Nick Saban, a former LSU and Miami Dolphins coach, used an ethnic slur while telling Florida reporters in Tuscaloosa a story about an LSU fan's angry reaction to his hiring. “He was walking down the street yesterday before the Sugar Bowl,” Saban said on the taped comments. “He calls me. There was a guy working in the ditch, one of those coonass guys that talk funny.”
In his apology, Saban stated, "The term in question is not language that I use or condone, and I can understand how some would take offense. However, I think it must be noted that those comments were made 'off the record' and the words merely reflected an anecdote that was told to me using that language."

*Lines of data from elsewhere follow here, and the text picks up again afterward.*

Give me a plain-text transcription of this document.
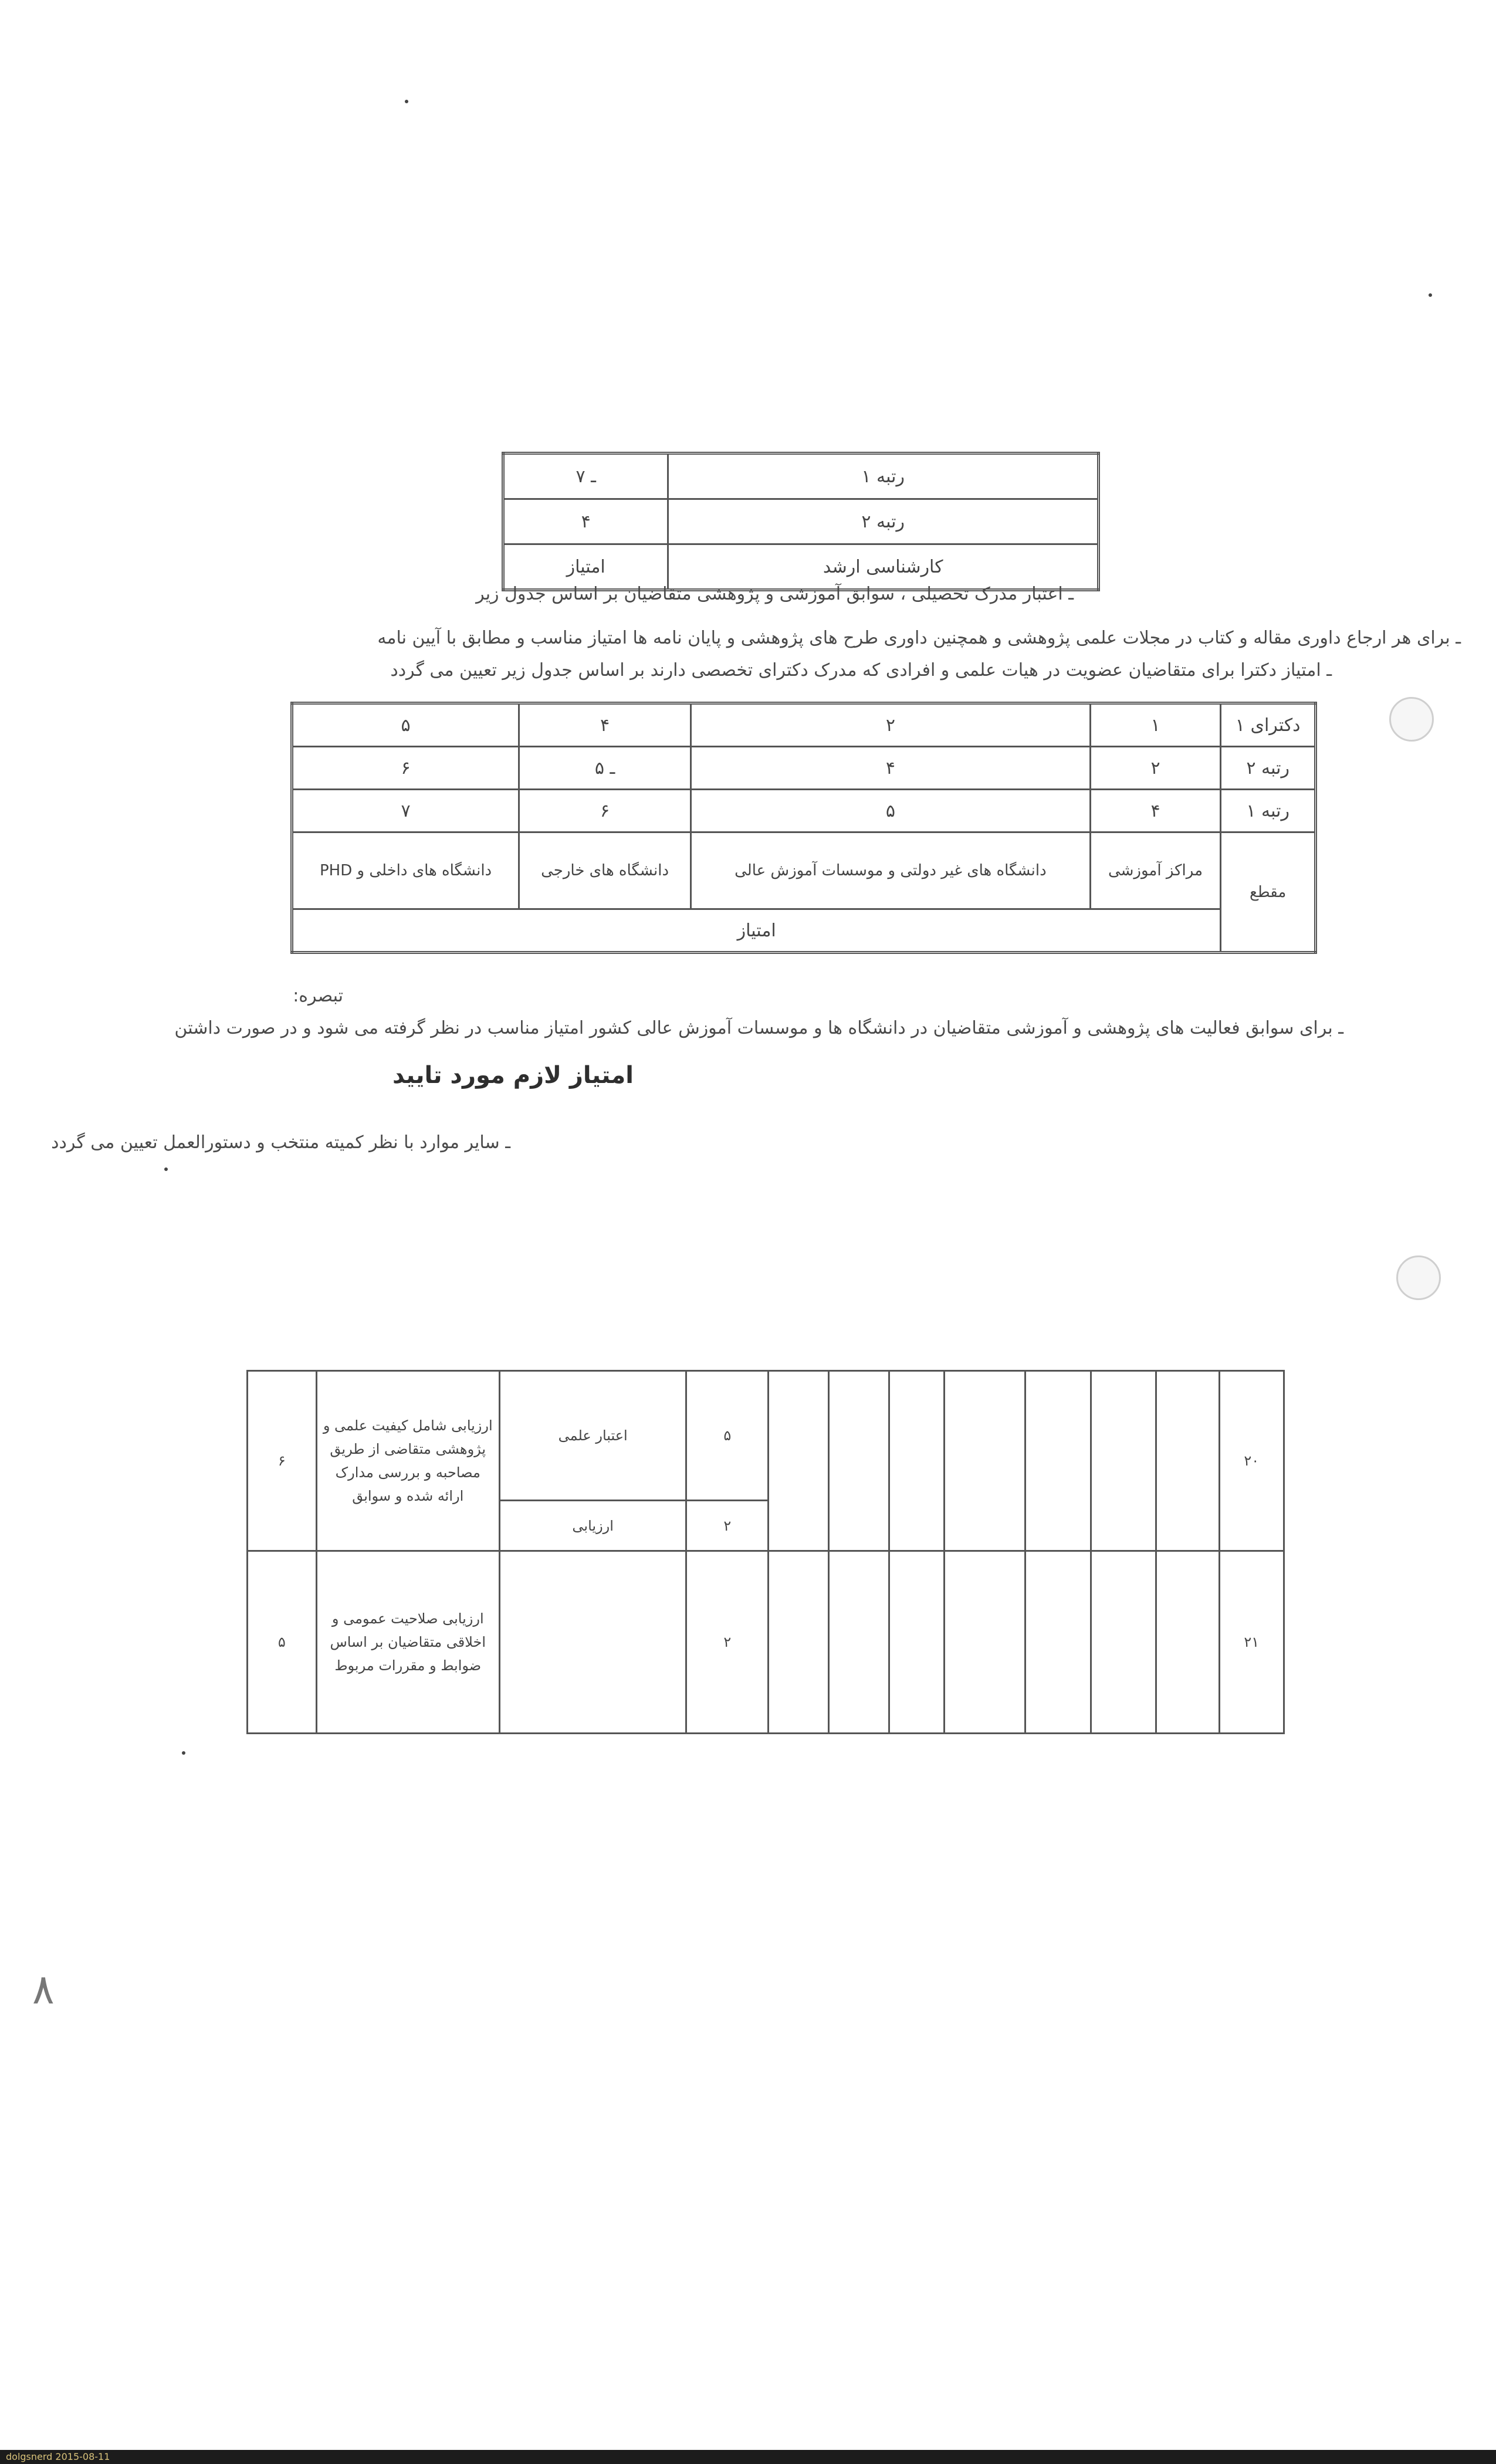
۷ ـ	رتبه ۱
۴	رتبه ۲
امتیاز	کارشناسی ارشد
ـ اعتبار مدرک تحصیلی ، سوابق آموزشی و پژوهشی متقاضیان بر اساس جدول زیر
ـ برای هر ارجاع داوری مقاله و کتاب در مجلات علمی پژوهشی و همچنین داوری طرح های پژوهشی و پایان نامه ها امتیاز مناسب و مطابق با آیین نامه
ـ امتیاز دکترا برای متقاضیان عضویت در هیات علمی و افرادی که مدرک دکترای تخصصی دارند بر اساس جدول زیر تعیین می گردد
۵	۴	۲	۱	دکترای ۱
۶	۵ ـ	۴	۲	رتبه ۲
۷	۶	۵	۴	رتبه ۱
PHD دانشگاه های داخلی و	دانشگاه های خارجی	دانشگاه های غیر دولتی و موسسات آموزش عالی	مراکز آموزشی	مقطع
امتیاز				
تبصره:
ـ برای سوابق فعالیت های پژوهشی و آموزشی متقاضیان در دانشگاه ها و موسسات آموزش عالی کشور امتیاز مناسب در نظر گرفته می شود و در صورت داشتن
امتیاز لازم مورد تایید
ـ سایر موارد با نظر کمیته منتخب و دستورالعمل تعیین می گردد
۶	ارزیابی شامل کیفیت علمی و پژوهشی متقاضی از طریق مصاحبه و بررسی مدارک ارائه شده و سوابق	اعتبار علمی	۵								۲۰
		ارزیابی	۲								
۵	ارزیابی صلاحیت عمومی و اخلاقی متقاضیان بر اساس ضوابط و مقررات مربوط		۲								۲۱
۸
dolgsnerd 2015-08-11
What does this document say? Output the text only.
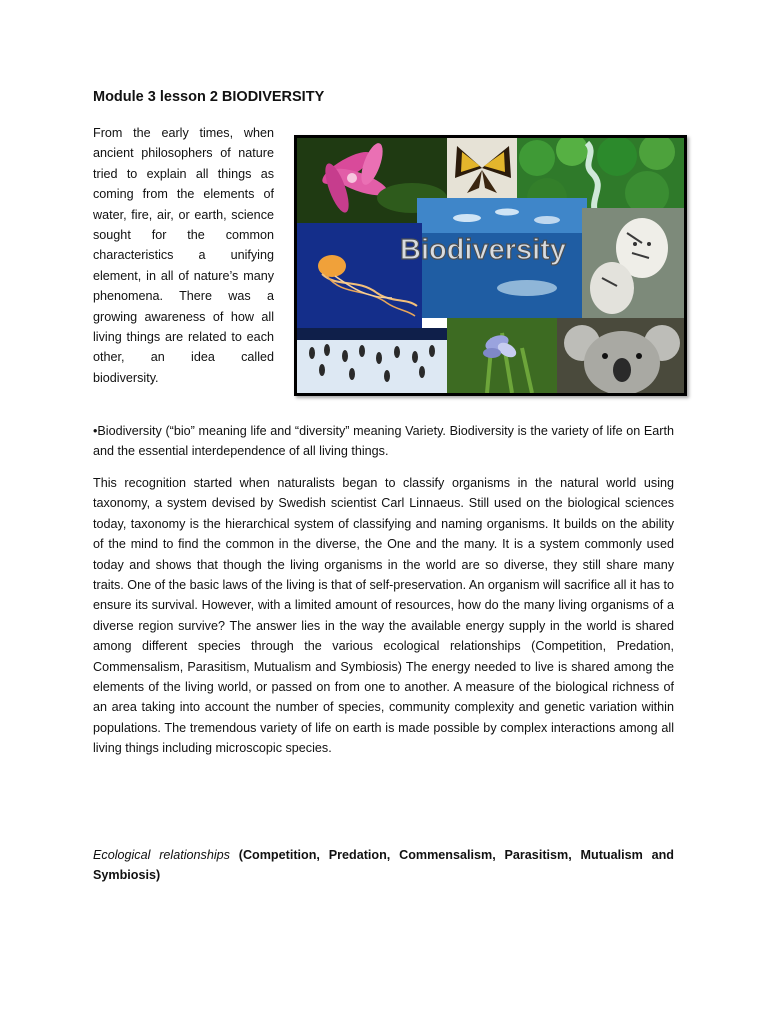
Module 3 lesson 2 BIODIVERSITY

From the early times, when ancient philosophers of nature tried to explain all things as coming from the elements of water, fire, air, or earth, science sought for the common characteristics a unifying element, in all of nature’s many phenomena. There was a growing awareness of how all living things are related to each other, an idea called biodiversity.

Biodiversity

•Biodiversity (“bio” meaning life and “diversity” meaning Variety. Biodiversity is the variety of life on Earth and the essential interdependence of all living things.

This recognition started when naturalists began to classify organisms in the natural world using taxonomy, a system devised by Swedish scientist Carl Linnaeus. Still used on the biological sciences today, taxonomy is the hierarchical system of classifying and naming organisms. It builds on the ability of the mind to find the common in the diverse, the One and the many. It is a system commonly used today and shows that though the living organisms in the world are so diverse, they still share many traits. One of the basic laws of the living is that of self-preservation. An organism will sacrifice all it has to ensure its survival. However, with a limited amount of resources, how do the many living organisms of a diverse region survive? The answer lies in the way the available energy supply in the world is shared among different species through the various ecological relationships (Competition, Predation, Commensalism, Parasitism, Mutualism and Symbiosis) The energy needed to live is shared among the elements of the living world, or passed on from one to another. A measure of the biological richness of an area taking into account the number of species, community complexity and genetic variation within populations. The tremendous variety of life on earth is made possible by complex interactions among all living things including microscopic species.

Ecological relationships (Competition, Predation, Commensalism, Parasitism, Mutualism and Symbiosis)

Saban, throwing out slurs and saying you don’t condone it is like saying that you promote safe sex, then permitting your daughter to date Michael Vick. Nick, you are filthy honkey trash and failed in the NFL only to slink back to college ball. And probably just to check out the 20 year old beef on campus. But of course, I am saying this all off the record.

Bengals 9 - Chargers 8

The year long battle between the Bengals and Chargers is heating up again! Chargers strong safety Terrence Kiel was cited for urinating in public last month, his second run-in with the law in less than three months and the eighth by a San Diego player since April. You may recall that Kiel is facing 5 felony drug charges for shipping at least two parcels of prescription cough syrup to Texas, apparently to be mixed with soft drinks to make a concoction known as "lean."

Hopefully the Chargers will learn from the mess in Cincinnati and start to take a tough stance by trading or cutting their miscreant players. I have a feeling that the Bills may have an interest in Kiel, because if you piss on the streets in Buffalo it actually helps to clean up that cesspool.